In On Aggression, Conrad Lorenz describes the emotions of a hero preparing to risk his life for the group.
Militant enthusiasm is a special form of collective aggression. It differs from the more primitive forms of individual aggression and at the same time is functionally related to them. The individual soars in high spirits above the bonds of everyday life, ready to abandon everything for the call of what in the moment of this feeling seems a sacred duty. Obstacles in his way become unimportant; the instinctive prohibitions against harming or killing one’s fellows lose much of their power.
People can enjoy a sense of absolute righteousness even while committing atrocities. Conceptual thinking and moral responsibility are at their lowest level.

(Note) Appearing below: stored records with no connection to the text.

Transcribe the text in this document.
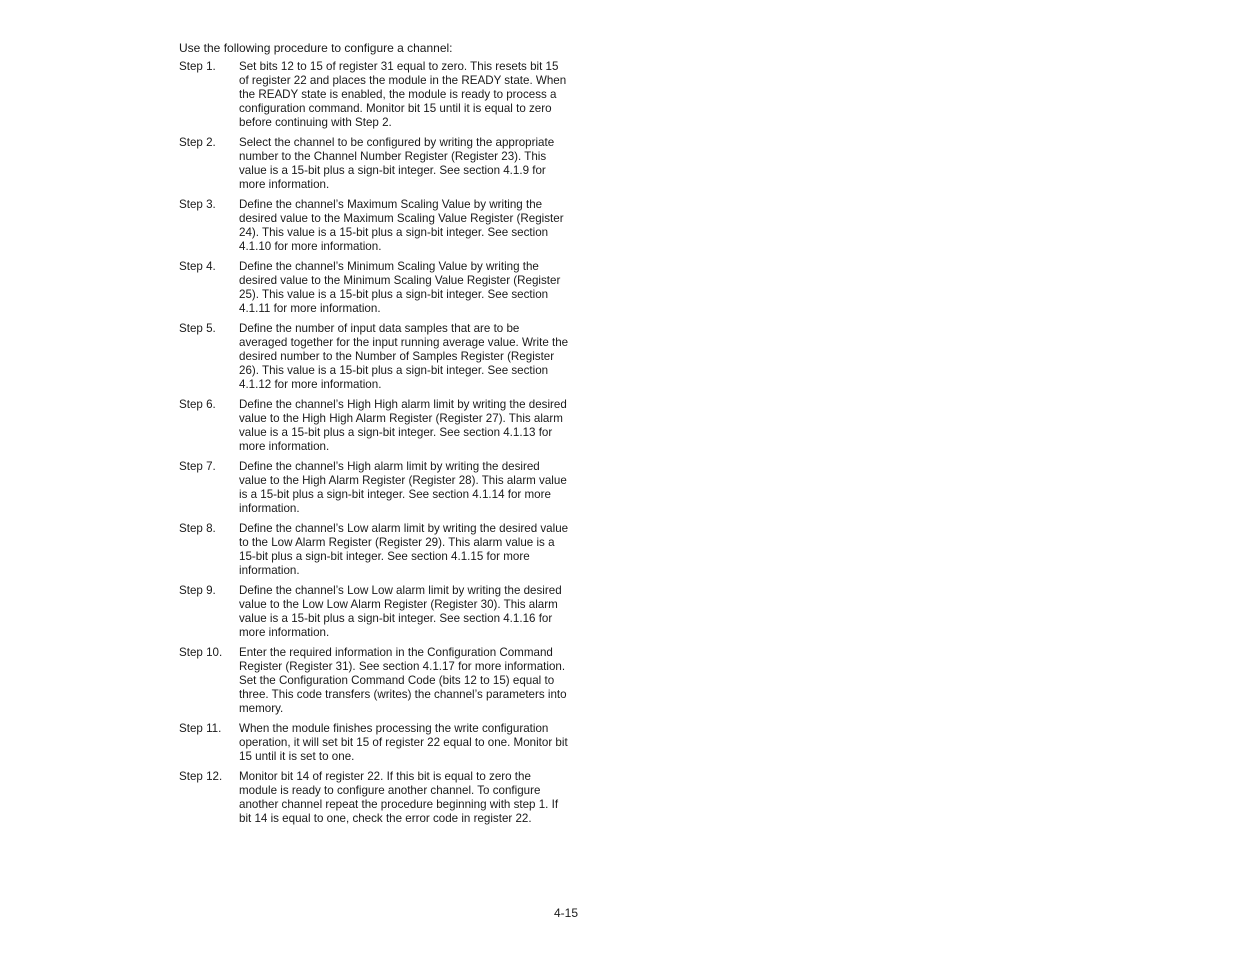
Use the following procedure to configure a channel:
Step 1.	Set bits 12 to 15 of register 31 equal to zero. This resets bit 15 of register 22 and places the module in the READY state. When the READY state is enabled, the module is ready to process a configuration command. Monitor bit 15 until it is equal to zero before continuing with Step 2.
Step 2.	Select the channel to be configured by writing the appropriate number to the Channel Number Register (Register 23). This value is a 15-bit plus a sign-bit integer. See section 4.1.9 for more information.
Step 3.	Define the channel’s Maximum Scaling Value by writing the desired value to the Maximum Scaling Value Register (Register 24). This value is a 15-bit plus a sign-bit integer. See section 4.1.10 for more information.
Step 4.	Define the channel’s Minimum Scaling Value by writing the desired value to the Minimum Scaling Value Register (Register 25). This value is a 15-bit plus a sign-bit integer. See section 4.1.11 for more information.
Step 5.	Define the number of input data samples that are to be averaged together for the input running average value. Write the desired number to the Number of Samples Register (Register 26). This value is a 15-bit plus a sign-bit integer. See section 4.1.12 for more information.
Step 6.	Define the channel’s High High alarm limit by writing the desired value to the High High Alarm Register (Register 27). This alarm value is a 15-bit plus a sign-bit integer. See section 4.1.13 for more information.
Step 7.	Define the channel’s High alarm limit by writing the desired value to the High Alarm Register (Register 28). This alarm value is a 15-bit plus a sign-bit integer. See section 4.1.14 for more information.
Step 8.	Define the channel’s Low alarm limit by writing the desired value to the Low Alarm Register (Register 29). This alarm value is a 15-bit plus a sign-bit integer. See section 4.1.15 for more information.
Step 9.	Define the channel’s Low Low alarm limit by writing the desired value to the Low Low Alarm Register (Register 30). This alarm value is a 15-bit plus a sign-bit integer. See section 4.1.16 for more information.
Step 10.	Enter the required information in the Configuration Command Register (Register 31). See section 4.1.17 for more information. Set the Configuration Command Code (bits 12 to 15) equal to three. This code transfers (writes) the channel’s parameters into memory.
Step 11.	When the module finishes processing the write configuration operation, it will set bit 15 of register 22 equal to one. Monitor bit 15 until it is set to one.
Step 12.	Monitor bit 14 of register 22. If this bit is equal to zero the module is ready to configure another channel. To configure another channel repeat the procedure beginning with step 1. If bit 14 is equal to one, check the error code in register 22.
4-15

Lorenz says: “An impartial visitor from another planet, looking at man as he is today – in his hand an atomic bomb, the product of his mind – in his heart an aggressive urge inherited from his ancestors, which the same mind cannot control – such a visitor would not give humanity much chance of survival.
The mystery of self-sacrifice in war
In his essay “The Pursuit of Self-Destruction,” Arthur Koestler wrote: “Even a cursory glance at history should convince us that self-interested crimes play a minor role in human tragedy compared to the number of those exterminated in disinterested love of their tribe, nation, dynasty, church or ideology… Wars are fought not for personal gain, but because of loyalty and devotion to a king, country or cause… We have seen on the screen the radiant love for the Führer on the faces of the subjects… They are mesmerized by love, like monks in ecstasy in religious paintings. The sound of the national anthem, the sight of the proud flag make us feel part of a wonderfully loving community. A fanatic is willing to give his life for the object of his worship, just as a lover is willing to die for his idol. We, alas, are just as willing to kill anyone who poses a perceived threat to the idol.” The emotion described here by Koestler is analogous to the “militant enthusiasm” described in biological terms by Lorenz.
Dying in battle to defend one’s community is considered heroic. However, because of the development of weapons of mass destruction, the world is in danger.
Hope for the future
Fortunately, our group isolation can be replaced by ethics. Ethical education was part of the evolution of human culture when the agricultural revolution transformed people from tribal hunter-gatherers to farmers living in larger and more heterogeneous sedentary communities.
The social groups of today are even more diverse. We are struggling to establish social cohesion and group identity within large communities. Taking steps to expand them in the name of security is the great challenge of civilization.